Now, in a new seven-minute behind-the-scenes featurette (not to be confused with their BTS featurette released last month), ILM shows how it revamped and reengineered this technology to expand its capabilities for the second season of The Mandalorian.
“For Season 2, there was a number of areas we wanted to improve,” Richard Bluff, The Mandalorian’s visual effects supervisor, says in the video. And among these things the team improved? Being able to see what the final shot will look like with effects and all ... even while currently filming. Whoa.
Check out the video below.
Dubbed “StageCraft 2.0” by ILM’s chief creative officer Rob Bredow, the upgraded platform can now offer, among other things, effects-rendering in real time, which, according to Season 2 directors Deborah Chow, Peyton Reed, Bryce Dallas Howard, Robert Rodriguez, and series creator Jon Favreau, certainly makes their jobs easier.
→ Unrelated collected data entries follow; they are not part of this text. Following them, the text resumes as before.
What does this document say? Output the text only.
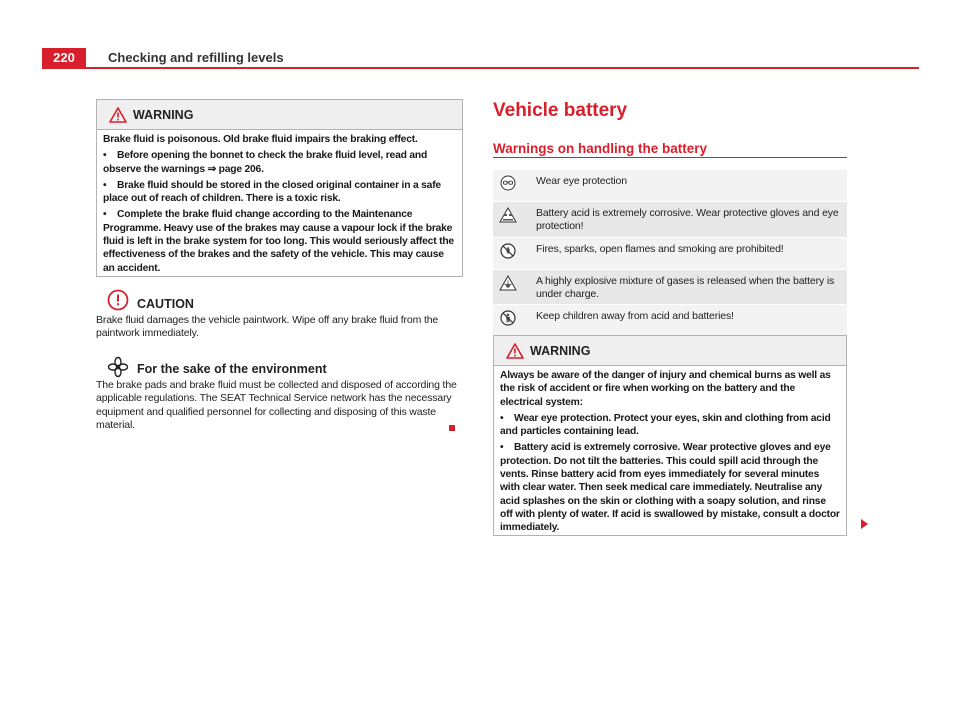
220	Checking and refilling levels
WARNING

Brake fluid is poisonous. Old brake fluid impairs the braking effect.

• Before opening the bonnet to check the brake fluid level, read and observe the warnings ⇒ page 206.

• Brake fluid should be stored in the closed original container in a safe place out of reach of children. There is a toxic risk.

• Complete the brake fluid change according to the Maintenance Programme. Heavy use of the brakes may cause a vapour lock if the brake fluid is left in the brake system for too long. This would seriously affect the effectiveness of the brakes and the safety of the vehicle. This may cause an accident.

CAUTION
Brake fluid damages the vehicle paintwork. Wipe off any brake fluid from the paintwork immediately.
For the sake of the environment
The brake pads and brake fluid must be collected and disposed of according the applicable regulations. The SEAT Technical Service network has the necessary equipment and qualified personnel for collecting and disposing of this waste material.
Vehicle battery
Warnings on handling the battery
Wear eye protection
Battery acid is extremely corrosive. Wear protective gloves and eye protection!
Fires, sparks, open flames and smoking are prohibited!
A highly explosive mixture of gases is released when the battery is under charge.
Keep children away from acid and batteries!
WARNING

Always be aware of the danger of injury and chemical burns as well as the risk of accident or fire when working on the battery and the electrical system:

• Wear eye protection. Protect your eyes, skin and clothing from acid and particles containing lead.

• Battery acid is extremely corrosive. Wear protective gloves and eye protection. Do not tilt the batteries. This could spill acid through the vents. Rinse battery acid from eyes immediately for several minutes with clear water. Then seek medical care immediately. Neutralise any acid splashes on the skin or clothing with a soapy solution, and rinse off with plenty of water. If acid is swallowed by mistake, consult a doctor immediately.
Helios, ILM’s first cinematic render engine designed for real-time visual effects, enables the cast and directors to see what the final shot looks like while filming (even though there’s technically no physical set to speak of). Both Reed and Rodriguez point out that this is a huge boon for the actors and directors, with Rodriguez describing it as “painting with the lights on, finally.”
“It also has forced us into having a more efficient workflow that draws pre-production, post-production, and production into one continuous pipeline,” says Favreau.
The first two seasons of The Mandalorian are available to stream on Disney+. Though there's still no official start date from Lucasfilm for Season 3 (or when it will even begin production), the debut season of its spinoff series, The Book of Boba Fett, like Han, will shoot first.